AmitGorvadiya / tesseract-ocr

Automatically exported from code.google.com/p/tesseract-ocr
Other
0 stars 0 forks source link

[Feature Request] Dictionaries should provide provide an easy way do identify them automatically #346

Closed GoogleCodeExporter closed 9 years ago

GoogleCodeExporter commented 9 years ago
Problem:
Currently it is hard to reliably detect installed dictionaries without 
iterating through a list of know / expected dictionaries, since the only 
information the dictionaries provide about themselves is the prefix of the 
filenames. 

Suggestion:
I'd suggest adding a file *.langinfo or similar containing at least:
- The full name of the language (possibily in the language itself)
- The iso 639-1 language code
The language code is especially useful for automatically setting up spellcheck 
without having to rely on a look-up table.
Please provide any additional information below.

Original issue reported on code.google.com by manisan...@gmail.com on 13 Aug 2010 at 3:40

GoogleCodeExporter commented 9 years ago
There's code to do something like this in the Android tree.

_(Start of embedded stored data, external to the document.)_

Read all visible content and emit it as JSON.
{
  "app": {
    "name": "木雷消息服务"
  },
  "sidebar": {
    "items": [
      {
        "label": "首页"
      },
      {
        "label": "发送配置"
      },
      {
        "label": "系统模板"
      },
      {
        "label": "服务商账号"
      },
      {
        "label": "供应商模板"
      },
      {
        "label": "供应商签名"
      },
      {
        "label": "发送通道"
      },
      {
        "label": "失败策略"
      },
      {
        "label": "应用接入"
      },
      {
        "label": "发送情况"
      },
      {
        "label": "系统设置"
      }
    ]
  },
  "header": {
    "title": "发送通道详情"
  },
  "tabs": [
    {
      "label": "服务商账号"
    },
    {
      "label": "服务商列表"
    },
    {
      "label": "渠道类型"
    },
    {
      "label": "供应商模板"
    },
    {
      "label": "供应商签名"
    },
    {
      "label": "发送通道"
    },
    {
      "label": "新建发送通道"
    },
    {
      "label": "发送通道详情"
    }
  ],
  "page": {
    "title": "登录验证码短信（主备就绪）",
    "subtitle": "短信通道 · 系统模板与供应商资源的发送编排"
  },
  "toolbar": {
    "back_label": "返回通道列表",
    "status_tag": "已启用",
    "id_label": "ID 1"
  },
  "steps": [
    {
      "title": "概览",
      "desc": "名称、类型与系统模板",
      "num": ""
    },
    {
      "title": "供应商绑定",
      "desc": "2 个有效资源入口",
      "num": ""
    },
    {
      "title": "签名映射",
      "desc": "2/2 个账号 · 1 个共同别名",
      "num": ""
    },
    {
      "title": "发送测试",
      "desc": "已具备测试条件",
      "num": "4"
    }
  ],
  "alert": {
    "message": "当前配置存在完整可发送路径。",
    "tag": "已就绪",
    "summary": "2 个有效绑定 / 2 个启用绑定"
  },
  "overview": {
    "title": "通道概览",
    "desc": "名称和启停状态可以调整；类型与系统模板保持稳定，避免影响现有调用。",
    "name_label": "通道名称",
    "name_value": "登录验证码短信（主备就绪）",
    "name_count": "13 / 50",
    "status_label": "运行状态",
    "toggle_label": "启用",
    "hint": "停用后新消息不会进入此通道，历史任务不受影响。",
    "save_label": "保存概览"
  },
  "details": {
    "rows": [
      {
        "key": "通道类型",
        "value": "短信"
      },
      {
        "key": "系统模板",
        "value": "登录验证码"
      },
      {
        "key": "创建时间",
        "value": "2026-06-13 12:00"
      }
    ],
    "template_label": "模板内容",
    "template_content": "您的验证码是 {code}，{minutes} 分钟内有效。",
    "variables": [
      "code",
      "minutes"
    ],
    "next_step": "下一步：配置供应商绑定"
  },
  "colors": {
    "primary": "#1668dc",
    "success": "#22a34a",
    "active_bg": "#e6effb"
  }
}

Patches welcome.

Original comment by joregan on 18 Aug 2010 at 10:04

GoogleCodeExporter commented 9 years ago
Here is the code ported from Android tree. I've tested it only on Windows. The 
original code was compilable only on Linux so I hope I did not break it. :)

Original comment by max.mar...@gmail.com on 25 Aug 2010 at 8:00

Attachments:

GoogleCodeExporter commented 9 years ago
When I try to apply patch (patch -p1 
</opt2/svn/tesseract-ocr-read-only/add_lang.diff) I got error (on Linux 64bit):

patching file api/langinfo.h
patching file api/langinfo.cpp
patch unexpectedly ends in middle of line
patch: **** malformed patch at line 196: 

Can you please try to create patch one again or send me modified files?

Original comment by zde...@gmail.com on 25 Aug 2010 at 7:18

GoogleCodeExporter commented 9 years ago
ups... I had to learn how svn diff works with particular files instead of 
directly editing the patch. 

This is quite a big code churn so I thought I'll provide two diffs. The first 
contains only the language info api ported from android sources. The second 
contains the api integration into tesseract executable(proj and make file). 
It's been a while since the last time I worked with make files, so no guarantee 
there. 

Original comment by max.mar...@gmail.com on 27 Aug 2010 at 7:08

Attachments:

GoogleCodeExporter commented 9 years ago
There is diff utility also for windows: 
http://gnuwin32.sourceforge.net/packages/diffutils.htm

Than you can create patch with:
diff -Naur tesseract.org/ tesseract.new/ >your_patch.diff

Original comment by zde...@gmail.com on 27 Aug 2010 at 3:54

GoogleCodeExporter commented 9 years ago
there is not patch/file langinfo.h (that means after I applied you patches 
there is no file api/langinfo.h)

Original comment by zde...@gmail.com on 27 Aug 2010 at 4:15

GoogleCodeExporter commented 9 years ago
I extracted api/langinfo.h from your previous patch and I have to do following 
changes to compile it on linux:

In tesseractmain.cpp: I changed "LangInfo langInfo;" to "tesseract::LangInfo 
langInfo;"
In langinfo.cpp: I needed to declare dp: "struct dirent * dp;"
Also I need to add info about langinfo to Makefile.in.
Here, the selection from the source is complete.